The proposed rules contain plenty of caveats to give the coal industry some wiggle room to pursue other options, though none are certain on mining, explained Brad Purdy, deputy state director of communications for BLM’s Wyoming office.
For instance, coal companies in the Powder River Basin may want to slow down production, giving them some new life to extend mining after 2041, or conversely speed up production and run out of federal coal earlier.
Billions Of Tons Of Coal
Either way, the estimated 4.36 billion short tons of coal currently under lease by the Powder River Basin’s 12 surface mining operations would wrap up production in 2041. This is based the current clip of mining volumes projected in the region, Purdy said.
In Wyoming, the BLM manages about 18 million acres of public lands and nearly 43 million acres of federal land with mineral deposits.
There are a few other what-if scenarios, though not many, for coal companies could also pursue.
Under the proposed rules, a coal company could apply for a lease for new coal mining or seek an amendment to the land use plan that could permit more mining.
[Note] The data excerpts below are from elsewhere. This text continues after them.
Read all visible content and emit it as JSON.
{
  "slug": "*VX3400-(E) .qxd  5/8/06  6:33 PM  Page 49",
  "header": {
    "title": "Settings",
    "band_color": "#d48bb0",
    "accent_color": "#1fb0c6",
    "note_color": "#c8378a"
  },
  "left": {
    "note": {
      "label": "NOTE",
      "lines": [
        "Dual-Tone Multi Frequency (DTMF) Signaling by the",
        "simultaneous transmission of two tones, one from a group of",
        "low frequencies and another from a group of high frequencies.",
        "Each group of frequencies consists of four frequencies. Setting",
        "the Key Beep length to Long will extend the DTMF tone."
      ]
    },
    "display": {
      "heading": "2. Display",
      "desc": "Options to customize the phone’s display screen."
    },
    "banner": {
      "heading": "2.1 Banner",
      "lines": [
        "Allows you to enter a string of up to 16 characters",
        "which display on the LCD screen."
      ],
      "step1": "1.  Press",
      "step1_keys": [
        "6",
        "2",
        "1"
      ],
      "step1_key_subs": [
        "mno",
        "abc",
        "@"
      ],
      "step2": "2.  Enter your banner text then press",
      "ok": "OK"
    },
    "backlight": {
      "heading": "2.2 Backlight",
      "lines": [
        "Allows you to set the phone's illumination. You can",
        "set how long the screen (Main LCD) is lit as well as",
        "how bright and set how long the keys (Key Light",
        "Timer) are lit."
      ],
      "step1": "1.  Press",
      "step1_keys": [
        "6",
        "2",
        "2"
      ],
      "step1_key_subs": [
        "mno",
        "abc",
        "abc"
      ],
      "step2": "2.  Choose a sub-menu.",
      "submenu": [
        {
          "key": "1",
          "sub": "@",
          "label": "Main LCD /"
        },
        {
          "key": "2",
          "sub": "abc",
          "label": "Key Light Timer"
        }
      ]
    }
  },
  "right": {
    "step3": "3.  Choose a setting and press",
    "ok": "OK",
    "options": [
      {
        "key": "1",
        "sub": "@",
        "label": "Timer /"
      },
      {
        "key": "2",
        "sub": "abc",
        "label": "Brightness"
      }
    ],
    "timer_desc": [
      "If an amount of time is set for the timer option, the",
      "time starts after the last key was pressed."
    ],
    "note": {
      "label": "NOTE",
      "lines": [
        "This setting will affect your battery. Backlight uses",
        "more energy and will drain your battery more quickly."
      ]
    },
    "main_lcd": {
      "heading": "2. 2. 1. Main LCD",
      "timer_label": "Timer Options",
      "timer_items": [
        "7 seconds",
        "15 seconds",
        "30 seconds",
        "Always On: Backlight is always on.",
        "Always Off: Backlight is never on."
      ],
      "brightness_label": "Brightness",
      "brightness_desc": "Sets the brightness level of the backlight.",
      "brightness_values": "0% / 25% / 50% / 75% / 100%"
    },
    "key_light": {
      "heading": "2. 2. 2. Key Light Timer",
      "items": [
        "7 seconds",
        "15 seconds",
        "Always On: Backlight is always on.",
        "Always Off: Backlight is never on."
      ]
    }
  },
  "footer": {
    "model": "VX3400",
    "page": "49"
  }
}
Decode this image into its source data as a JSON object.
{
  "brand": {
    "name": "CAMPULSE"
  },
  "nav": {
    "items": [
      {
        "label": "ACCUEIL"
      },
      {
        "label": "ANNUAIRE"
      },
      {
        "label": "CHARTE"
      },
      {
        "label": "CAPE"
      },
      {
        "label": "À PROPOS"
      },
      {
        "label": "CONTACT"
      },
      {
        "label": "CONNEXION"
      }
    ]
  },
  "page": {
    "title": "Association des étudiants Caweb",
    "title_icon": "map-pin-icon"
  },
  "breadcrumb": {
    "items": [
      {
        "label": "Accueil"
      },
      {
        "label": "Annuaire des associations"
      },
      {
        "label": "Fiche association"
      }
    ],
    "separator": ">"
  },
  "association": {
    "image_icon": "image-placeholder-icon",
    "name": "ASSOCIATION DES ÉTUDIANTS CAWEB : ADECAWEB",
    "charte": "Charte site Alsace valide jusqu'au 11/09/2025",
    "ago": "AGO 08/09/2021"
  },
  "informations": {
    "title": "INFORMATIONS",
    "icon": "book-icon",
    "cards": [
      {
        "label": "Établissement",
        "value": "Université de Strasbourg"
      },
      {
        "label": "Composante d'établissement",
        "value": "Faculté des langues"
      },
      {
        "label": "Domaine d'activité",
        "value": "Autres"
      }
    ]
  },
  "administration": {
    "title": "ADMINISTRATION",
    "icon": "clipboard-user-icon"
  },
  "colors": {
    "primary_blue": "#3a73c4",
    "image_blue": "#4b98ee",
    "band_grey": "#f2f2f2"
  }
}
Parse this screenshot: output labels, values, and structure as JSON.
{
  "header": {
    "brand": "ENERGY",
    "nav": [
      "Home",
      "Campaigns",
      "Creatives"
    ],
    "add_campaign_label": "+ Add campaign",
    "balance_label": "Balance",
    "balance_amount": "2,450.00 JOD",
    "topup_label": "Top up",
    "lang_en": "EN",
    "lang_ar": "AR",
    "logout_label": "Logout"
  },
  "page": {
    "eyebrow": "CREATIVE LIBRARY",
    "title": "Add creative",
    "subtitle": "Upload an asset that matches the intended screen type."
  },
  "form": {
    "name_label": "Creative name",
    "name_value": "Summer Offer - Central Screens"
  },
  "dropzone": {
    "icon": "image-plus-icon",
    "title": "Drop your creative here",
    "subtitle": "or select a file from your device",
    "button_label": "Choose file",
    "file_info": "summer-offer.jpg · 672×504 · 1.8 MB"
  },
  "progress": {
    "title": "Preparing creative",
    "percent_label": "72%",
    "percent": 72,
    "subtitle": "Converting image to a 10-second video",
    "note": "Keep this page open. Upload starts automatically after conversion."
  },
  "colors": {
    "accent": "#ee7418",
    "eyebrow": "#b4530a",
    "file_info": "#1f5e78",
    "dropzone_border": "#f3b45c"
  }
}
But there’s a review process that considers the changes to the land use plan for the Buffalo Field Office.
“That’s a lot of ifs,” Purdy said.
The litigation that led to Thursday’s 2041 deadline has been complicated by several factors.
Earlier this year, a federal appeals court in San Francisco lifted a longstanding moratorium on federal coal leasing in Wyoming and elsewhere.
Despite this appeals court ruling, the U.S. Department of the Interior began an environmental analysis of the effects of burning coal from public lands.
Simply put, the Montana ruling effectively answers this question.
According to BLM, the agency has selected the “no leasing alternative.”
Wyoming Under Attack
Purdy explained that the proposed land use plan amendment assumes that the state’s coal mines have collectively enough federal coal leased to meet forecasted production levels until 2041.
The coal industry has been getting hit with a run of bad news headlines of late.
Last month, the U.S. Environmental Protection Agency issued environmental rules designed to regulate coal and natural gas-fired power plants out of existence over the next decade and undermine Wyoming’s economy.
On May 9, Gordon filed a pair of lawsuits challenging the rules that push the relevance of coal as a revenue stream to the backburner in America.
The industry also has been hit with projections about cuts in coal production expected this year out of St. Louis-based behemoths Arch Resources Inc. and Peabody Energy Corp., with overall coal volume in the first three months of the year being down more than 20%.
Coal leasing on federal land in the PRB has brought in billions of dollars in revenue to Wyoming and its coal mining industry, as it supplies roughly 40% of the thermal coal needed by power plants owned by electric utilities in the United States.
The 12 active surface coal mines within the Buffalo Field Office produced about 220 million short tons of federal coal in 2022, down from 446 million tons in 2008.
Travis Deti, executive director with the Wyoming Mining Association, told a state Senate panel last week that the state’s severance tax rate for coal should be reduced from 6.5% to 6% as a way to maintain coal production and save jobs.
“These are tough times,” he said at the hearing last week.
Deti told Cowboy State Daily that the severance tax collection from coal companies was reduced two years ago from 7% to 6.5%, equating to about $9 million less in taxes.
In 2023, Wyoming collected a total of $185.8 million in severance taxes from the coal industry.
Due to production cuts out of the Powder River Basin, Deti’s group hopes to push for the 0.5% cut in the severance tax in next year’s legislative session.